本文由【万点研究】原创
作者/小魔丸
编辑/成宇
浙江是国内名副其实的染料业强省。浙江龙盛(600352.SH)、闰土股份(002440.SZ)吉华集团(603980.SH)、浙江博澳新材料股份有限公司(简称:博澳股份)、海翔药业(002099.SZ)主要产地均在浙江,这5家企业2020年合计染料产量全国占比接近63%。

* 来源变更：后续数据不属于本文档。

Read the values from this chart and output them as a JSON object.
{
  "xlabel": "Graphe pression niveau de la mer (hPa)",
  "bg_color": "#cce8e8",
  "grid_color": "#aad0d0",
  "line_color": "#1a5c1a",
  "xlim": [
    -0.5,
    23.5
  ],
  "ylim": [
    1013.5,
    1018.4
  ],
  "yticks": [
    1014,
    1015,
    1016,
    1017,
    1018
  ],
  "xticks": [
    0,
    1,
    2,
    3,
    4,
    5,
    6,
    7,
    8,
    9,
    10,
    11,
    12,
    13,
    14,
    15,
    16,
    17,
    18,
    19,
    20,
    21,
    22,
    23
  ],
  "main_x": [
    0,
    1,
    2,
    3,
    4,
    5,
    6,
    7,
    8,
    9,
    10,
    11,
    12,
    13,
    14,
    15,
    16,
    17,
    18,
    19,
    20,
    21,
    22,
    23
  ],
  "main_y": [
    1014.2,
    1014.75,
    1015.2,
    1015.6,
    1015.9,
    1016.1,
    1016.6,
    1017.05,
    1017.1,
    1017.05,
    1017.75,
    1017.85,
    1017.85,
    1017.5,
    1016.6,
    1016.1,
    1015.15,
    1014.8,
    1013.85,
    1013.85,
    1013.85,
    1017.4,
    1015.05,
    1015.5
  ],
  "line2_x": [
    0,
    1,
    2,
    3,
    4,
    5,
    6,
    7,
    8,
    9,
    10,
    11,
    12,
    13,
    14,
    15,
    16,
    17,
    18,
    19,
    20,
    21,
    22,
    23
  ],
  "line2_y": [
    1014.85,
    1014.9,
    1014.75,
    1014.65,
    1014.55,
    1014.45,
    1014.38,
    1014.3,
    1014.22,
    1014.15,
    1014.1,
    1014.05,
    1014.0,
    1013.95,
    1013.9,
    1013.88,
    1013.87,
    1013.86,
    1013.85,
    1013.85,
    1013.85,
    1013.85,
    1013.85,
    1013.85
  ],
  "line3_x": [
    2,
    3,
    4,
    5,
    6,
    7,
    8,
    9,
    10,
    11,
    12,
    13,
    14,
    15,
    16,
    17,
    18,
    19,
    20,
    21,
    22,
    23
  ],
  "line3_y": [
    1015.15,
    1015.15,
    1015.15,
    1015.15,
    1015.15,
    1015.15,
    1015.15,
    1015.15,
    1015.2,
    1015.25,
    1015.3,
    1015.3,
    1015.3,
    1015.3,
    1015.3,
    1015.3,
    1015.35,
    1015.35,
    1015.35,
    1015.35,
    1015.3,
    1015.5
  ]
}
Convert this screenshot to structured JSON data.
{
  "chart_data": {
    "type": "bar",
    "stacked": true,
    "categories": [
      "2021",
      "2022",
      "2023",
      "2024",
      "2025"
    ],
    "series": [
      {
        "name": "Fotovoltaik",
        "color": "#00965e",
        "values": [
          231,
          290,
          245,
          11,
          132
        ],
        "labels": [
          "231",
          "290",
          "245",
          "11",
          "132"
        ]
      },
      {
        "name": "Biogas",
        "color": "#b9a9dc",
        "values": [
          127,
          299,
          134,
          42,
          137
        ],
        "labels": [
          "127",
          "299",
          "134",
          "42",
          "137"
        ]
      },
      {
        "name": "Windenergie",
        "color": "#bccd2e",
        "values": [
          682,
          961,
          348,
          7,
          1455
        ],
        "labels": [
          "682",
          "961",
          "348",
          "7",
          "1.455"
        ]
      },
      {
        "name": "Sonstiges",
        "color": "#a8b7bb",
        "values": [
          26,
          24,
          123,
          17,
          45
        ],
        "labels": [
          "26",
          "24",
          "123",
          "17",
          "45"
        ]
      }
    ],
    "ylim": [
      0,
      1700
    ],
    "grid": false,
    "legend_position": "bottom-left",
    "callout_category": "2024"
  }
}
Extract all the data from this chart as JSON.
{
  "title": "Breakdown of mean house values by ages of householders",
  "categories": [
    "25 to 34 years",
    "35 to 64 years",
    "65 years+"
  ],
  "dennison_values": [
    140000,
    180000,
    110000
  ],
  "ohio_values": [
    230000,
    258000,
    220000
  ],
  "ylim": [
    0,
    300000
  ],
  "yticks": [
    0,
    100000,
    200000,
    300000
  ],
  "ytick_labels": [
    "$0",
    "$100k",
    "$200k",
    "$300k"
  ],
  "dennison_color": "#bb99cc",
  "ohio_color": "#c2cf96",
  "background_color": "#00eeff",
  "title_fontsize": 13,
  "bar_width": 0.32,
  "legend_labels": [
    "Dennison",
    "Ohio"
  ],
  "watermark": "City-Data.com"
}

2021年6月24日,染料行业5强之中唯一没有上市的博澳股份披露招股说明书,拟登陆主板上市,保荐机构为国金证券;2021年12月24日,博澳股份更新招股书,主板IPO获上交所受理。
博澳股份成立于2006年,主营业务为纺织染料、染料中间体及原料的研发、生产和销售,其在蒽醌类染料和生态型胶状体染料方面具有领先的市场地位。根据中国染料工业协会出具的证明文件,2020年度公司蒽醌结构分散染料的生产规模居全球首位。
不尽然只是表面光鲜。博澳股份不仅要面临业绩波动、毛利率断崖式下滑、盈利能力下降的成长性难题、关联交易的敏感质疑,行业天花板显现的长久压力更是如芒在背。
IPO之路,又是否能顺利?
毛利率断崖式下滑
IPO扩产是否激进?
受困于染料行业较强的周期性,博澳股份的业绩波动性显著。
财务数据方面,2018年-2020年,2021年1-6月(以下简称“报告期”),博澳股份分别实现营业收入14.65亿元、16.24亿元、14.95亿元、8.39亿元,净利润5.36亿元、3.82亿元、3.29亿元、1.49亿元。
波动性非常明显,2019年、2020年营收增幅分别为10.84%、-7.98%,净利润更是呈现明显下滑趋势,增幅分别为-28.7%、-14.01%。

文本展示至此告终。